Officials estimate that less than half of the 4,000 fish planted in Willow Creek were caught during seven sessions over the two days. One reason for the slow bite could have been that water in Willow Creek was extremely high due to runoff from the Sierra’s record-setting winter snowpack.
Then again, anglers young and old alike are well aware how any day can be slow for any given reason. Just ask Tiffany Ellis, who participated in the derby when she was a child and now serves as vice-president on the board of directors.
“That’s why they call it fishing, not catching,” she said, laughing.
Likewise, Tyler Creel participated in the derby more than 20 years ago and has returned to help out as a volunteer. This year, he served as the board’s president.
“It was a blast,” he said. “The bite wasn’t that great, but we did have 51 tagged fish caught in the first session. And once again, people in our community came together to make this a great event.”
Five-year-old Oliver Jackson brought some color on Saturday when he showed up for the third session wearing a green shamrock necklace, and then won a trophy for landing the largest catch of the session.
“C.K. Bailey saw Oliver come in and said, ‘You must have the luck of the Irish with you,’” Ellis said.
Matt Herkenrath was on hand for his sixth year as a volunteer.
“I will never give it up … it’s awesome,” Herkenrath said, adding that his 10-year-old son caught his two-fish limit within seven minutes on the creek.

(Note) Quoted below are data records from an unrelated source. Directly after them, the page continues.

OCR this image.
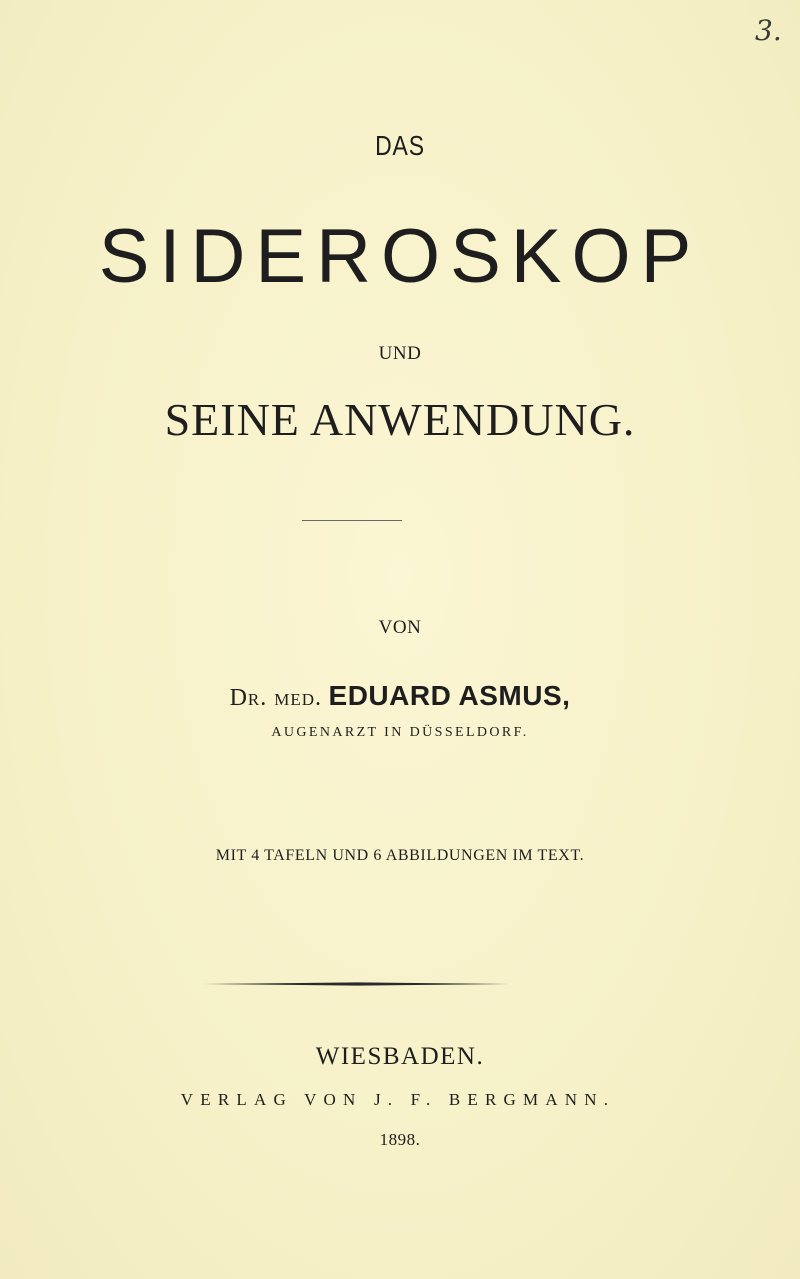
3.
DAS
SIDEROSKOP
UND
SEINE ANWENDUNG.
VON
Dr. med. EDUARD ASMUS,
AUGENARZT IN DÜSSELDORF.
MIT 4 TAFELN UND 6 ABBILDUNGEN IM TEXT.
WIESBADEN.
VERLAG VON J. F. BERGMANN.
1898.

Steve Hamilton, derby spokesman, said he has seen generation after generation participate in the derby.
“We’ve had kids grow up and then either brought their own kids or they’ve come back as volunteers. That tells you it’s a success,” said Hamilton, who has been involved with the derby since his retirement from the U.S. Army in 2003.
The largest catch of the weekend came in on Saturday, when Scott Schroder, 7, pulled in a fish that weighed 5-pounds, 14 ounces.
Notes: Derby officials said leftover fish from the derby were moved to Gilman Pond in Gardnerville. … Grand prize winners from the raffle were announced on Sunday: Jake Fair won the Camo Kid Quad and Alan Peake won the Mad Dog scooter.